Ravon looked at Nastra’s stringy face and stooped shoulders. Her visits with the death hag had eaten away her life force, until all that was left was this pitiful, wasted creature. He spoke in a stunned whisper. “You’re going to unleash the Demon Lords.”
“Not exactly.”
His temper surged, and he pushed her against the stairwell wall. “No? Isn’t the hag’s master a demon lord?”
With surprising strength, Nastra pushed him away. “Nothing can unleash the Demon Lords. They are banished forever.”
Ravon grabbed her arm, this time holding on with a fierce grip. “But they aren’t. They’ve already found a way to unleash themselves. They’ve got you, Nastra, damn you to the Hells.” He twisted her arm behind her back and she winced in pain. “I ought to kill you. The world would thank me for it.”
“Go ahead,” the elf whispered. “See if that stops the forge!”
Brutally, he threw her against the wall and stepped away, unable to execute her as she deserved. Through his contempt, he asked, “Why, Nastra? Why help the bastards?”

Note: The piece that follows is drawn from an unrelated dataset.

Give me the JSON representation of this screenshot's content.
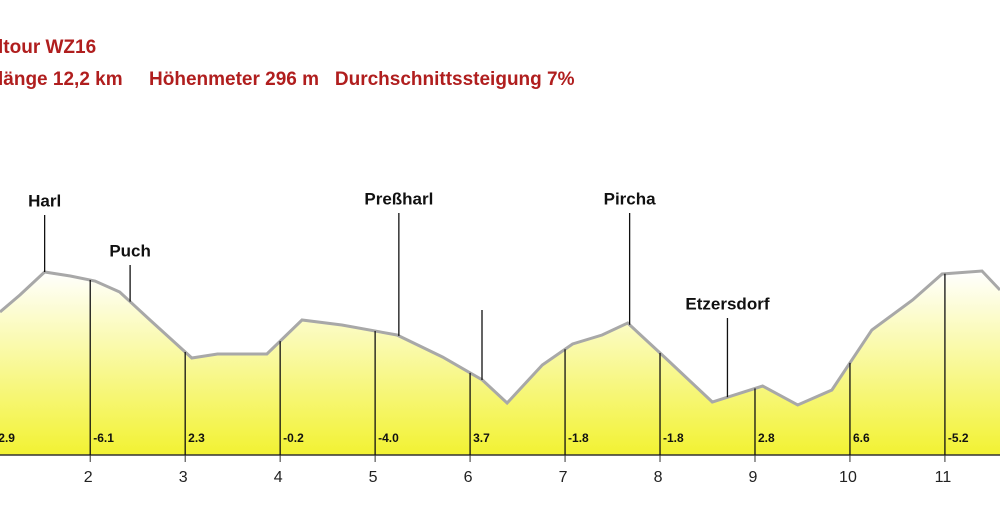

She slid down the wall into a crouch. In the gloaming light from the few brightglobes, she looked a bit like a hag herself. “For love.”
He stared at her.
“The high lord of Cannith has my family. He’ll kill them, mother, father, brothers, cousins. Merrix d’Cannith has already slain my sister.” Her voice went very quiet. “Back when I first refused.”
“Nice story. But you’re not that important. Cannith could use any servant base enough, greedy enough, to do his bidding.”
“Dragonmarked,” she whispered.
“What?”
“I’m useful. My aberrant dragonmark. It shields me—just enough—from the powers of Khyber.” She looked blackly up at him. “Even Stonefist can’t survive down here for long. If you’d come much closer, you would understand.”
He watched her carefully for signs of cunning. But oddly, he believed her. She had a gift. A twisted, awful one. And Cannith had tortured her family to be sure she used it.
“I’m sorry,” he heard himself say. And he was, woefully sorry, about the hellish forge, the pact with the demons, and even Nastra’s family. But pity was useless. It was anger that he needed. A righteous anger. He gazed into the smoke-laden cavern, imagining how all of Fernia would be harnessed for a new and bloody war. He felt something small and burning flicker in him, but wearily, he pushed it away.